Developing Flow-Based Intrusion Detection Model for Software Defined Network Using Machine Learning Approach

Abstract

With the rapid growth use of information technology today, hacking and other unauthorized activities have dynamically increased than ever before. Private and organization data and various resources found with the software-defined network controllers are vulnerable to malicious attacks. An intrusion detection system using Machine learning models plays a very important role in protecting computer network security. Various machine learning and Deep learning algorithms have been applied in network intrusion detection systems. Based on the literature review, many intrusions detection-related papers are specific to machine learning-based IDSs are developed. However, the presents IDSs still have their own drawbacks such as low processing speed, low detection rate, high training time, and relatively high false alarm rate (FAR).

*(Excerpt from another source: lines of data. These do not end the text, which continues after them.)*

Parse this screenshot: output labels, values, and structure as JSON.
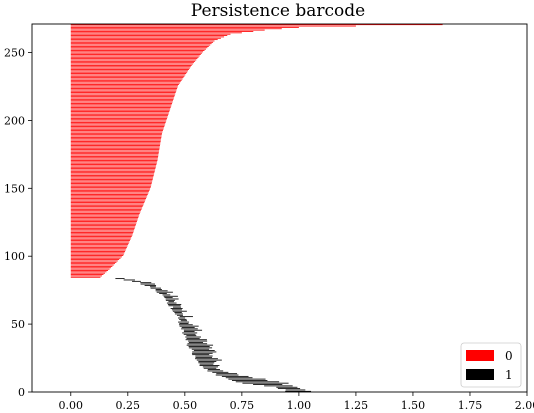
{
  "chart_data": {
    "type": "barcode",
    "title": "Persistence barcode",
    "xlabel": "",
    "ylabel": "",
    "xlim": [
      -0.17,
      2.0
    ],
    "ylim": [
      0,
      271
    ],
    "xticks": [
      "0.00",
      "0.25",
      "0.50",
      "0.75",
      "1.00",
      "1.25",
      "1.50",
      "1.75",
      "2.00"
    ],
    "xtick_values": [
      0,
      0.25,
      0.5,
      0.75,
      1.0,
      1.25,
      1.5,
      1.75,
      2.0
    ],
    "yticks": [
      "0",
      "50",
      "100",
      "150",
      "200",
      "250"
    ],
    "ytick_values": [
      0,
      50,
      100,
      150,
      200,
      250
    ],
    "grid": false,
    "legend_position": "bottom-right",
    "series": [
      {
        "name": "0",
        "color": "#ff0000",
        "dimension": 0,
        "count": 187,
        "start_index": 84,
        "birth": 0.0,
        "death_profile": {
          "index": [
            84,
            90,
            100,
            115,
            130,
            150,
            170,
            190,
            210,
            225,
            240,
            250,
            258,
            263,
            266,
            268,
            269,
            270,
            271
          ],
          "death": [
            0.13,
            0.17,
            0.23,
            0.27,
            0.3,
            0.35,
            0.38,
            0.4,
            0.44,
            0.47,
            0.53,
            0.58,
            0.63,
            0.7,
            0.85,
            1.0,
            1.25,
            1.63,
            1.63
          ]
        }
      },
      {
        "name": "1",
        "color": "#000000",
        "dimension": 1,
        "count": 84,
        "start_index": 0,
        "birth_profile": {
          "index": [
            0,
            3,
            6,
            10,
            15,
            20,
            25,
            30,
            35,
            40,
            45,
            50,
            55,
            60,
            65,
            70,
            75,
            78,
            80,
            82,
            83
          ],
          "birth": [
            0.95,
            0.9,
            0.75,
            0.67,
            0.6,
            0.56,
            0.55,
            0.53,
            0.51,
            0.5,
            0.49,
            0.48,
            0.47,
            0.45,
            0.43,
            0.41,
            0.37,
            0.33,
            0.3,
            0.24,
            0.2
          ]
        },
        "death_profile": {
          "index": [
            0,
            3,
            6,
            10,
            15,
            20,
            25,
            30,
            35,
            40,
            45,
            50,
            55,
            60,
            65,
            70,
            75,
            78,
            80,
            82,
            83
          ],
          "death": [
            1.07,
            0.97,
            0.93,
            0.8,
            0.66,
            0.65,
            0.63,
            0.61,
            0.6,
            0.57,
            0.56,
            0.53,
            0.52,
            0.5,
            0.48,
            0.46,
            0.42,
            0.38,
            0.36,
            0.26,
            0.22
          ]
        }
      }
    ]
  }
}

Most SDN-based IDS use the signature-based approach that detects only known attacks and needs continuous updating of the database to detect new attacks in the SDN network controllers. To overcome these challenges, we propose efficient flow-based IDS using Machine learning. The proposed research work focused on developing of an intrusion detection model with better detection rates, less training time, and improved performance by performing the training in parallel and selecting the most effective parameter for the model that can improve the performance of the models. The model learned the abstract and high dimensional feature representation of the NSL-KDD by passing them into many hidden layers. CNN and its variant architectures have significantly performed well in comparison with different classical machine learning classifiers. The experimental results show that the performance of the proposed flow-based anomaly intrusion detection system for software defined network using Deep learning models is significantly better than other network intrusion detection models, which achieved the best detection accuracy 99.61%, ROC 99%, short training time, low model loss, low reconstruction error, low false-positive rate, and low overfitting. Through rigorous experimental testing, it is confirmed that the flow-based anomaly intrusion detection system for software defined networks using a Machine Learning and Deep Learning algorithm performs well in comparison to the previous studies.